A long but fabulous day: 72 miles on mostly quiet roads or trails. And sunny. What a contrast to Monday!
We cut Robert E. Lee’s last supply line as we headed south of Petersburg, leaving those chasing Lee and Grant’s ghosts to fade toward Appomattox while we headed southwest to South Hill.
This is rural southern Virginia, where towns have been left behind as the tobacco industry survives on life support and the interstate (I-85 in this case) saps their commercial life. Truly a case where a developed East Coast Greenway could bring some badly needed cash into these communities. We rode some of the time on U.S. 1. Where I live, it’s three scary lanes of traffic in each direction, and you’d be insane to bike on it. Here, traffic is insanely light.

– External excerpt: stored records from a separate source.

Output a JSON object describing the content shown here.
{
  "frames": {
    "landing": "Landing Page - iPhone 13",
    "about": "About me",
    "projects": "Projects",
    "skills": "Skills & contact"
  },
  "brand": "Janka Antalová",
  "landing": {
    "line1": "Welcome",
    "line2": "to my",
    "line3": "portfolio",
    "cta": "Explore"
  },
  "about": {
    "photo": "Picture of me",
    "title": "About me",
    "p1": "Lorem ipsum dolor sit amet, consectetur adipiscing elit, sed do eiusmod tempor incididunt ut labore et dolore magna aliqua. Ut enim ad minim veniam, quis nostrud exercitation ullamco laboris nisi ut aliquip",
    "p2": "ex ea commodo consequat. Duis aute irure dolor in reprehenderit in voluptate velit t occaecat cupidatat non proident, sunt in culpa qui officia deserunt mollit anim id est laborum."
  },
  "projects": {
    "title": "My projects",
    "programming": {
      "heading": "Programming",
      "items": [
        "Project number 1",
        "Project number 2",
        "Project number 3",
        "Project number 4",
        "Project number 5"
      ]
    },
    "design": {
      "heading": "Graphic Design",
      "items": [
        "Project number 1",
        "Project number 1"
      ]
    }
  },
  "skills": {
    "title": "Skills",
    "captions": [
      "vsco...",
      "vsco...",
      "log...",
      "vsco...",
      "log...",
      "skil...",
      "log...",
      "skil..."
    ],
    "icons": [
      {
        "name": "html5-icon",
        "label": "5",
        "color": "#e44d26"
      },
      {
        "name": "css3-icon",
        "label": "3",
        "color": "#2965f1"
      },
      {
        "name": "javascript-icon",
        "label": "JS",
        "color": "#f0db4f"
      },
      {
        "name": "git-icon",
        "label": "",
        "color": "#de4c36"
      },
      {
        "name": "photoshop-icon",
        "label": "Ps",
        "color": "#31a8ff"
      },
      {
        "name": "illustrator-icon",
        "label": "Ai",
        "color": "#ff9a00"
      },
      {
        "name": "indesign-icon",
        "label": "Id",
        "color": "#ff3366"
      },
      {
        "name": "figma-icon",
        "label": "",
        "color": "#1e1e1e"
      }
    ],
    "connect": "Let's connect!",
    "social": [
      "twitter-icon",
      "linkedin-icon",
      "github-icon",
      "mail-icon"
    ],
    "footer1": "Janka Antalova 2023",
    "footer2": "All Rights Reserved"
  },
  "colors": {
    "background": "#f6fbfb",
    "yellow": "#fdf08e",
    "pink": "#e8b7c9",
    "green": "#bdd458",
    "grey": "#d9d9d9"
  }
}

My roommate and another rider had an encounter with some Confederates, clearly living in the past. You can read about it here.
We didn’t encounter anyone quite that, um, colorful. Here’s some of what we found along the route instead:
I decided that climbing to the top of this fire observation tower was foolhardy. Others went ahead.
Mike, who is driving the U-haul with our luggage, surprises us with last night’s leftover pizza as we paused by the side of a road.
Brunswick stew, allegedly first concocted in Brunswick County. I was told it’s supposed to be so thick that you can eat it with a fork.
A warm welcome (and massages) from Lawrenceville, on the Tobacco Heritage Trail.
This great East Coast Greenway sign spotted on the Tobacco Heritage Trail.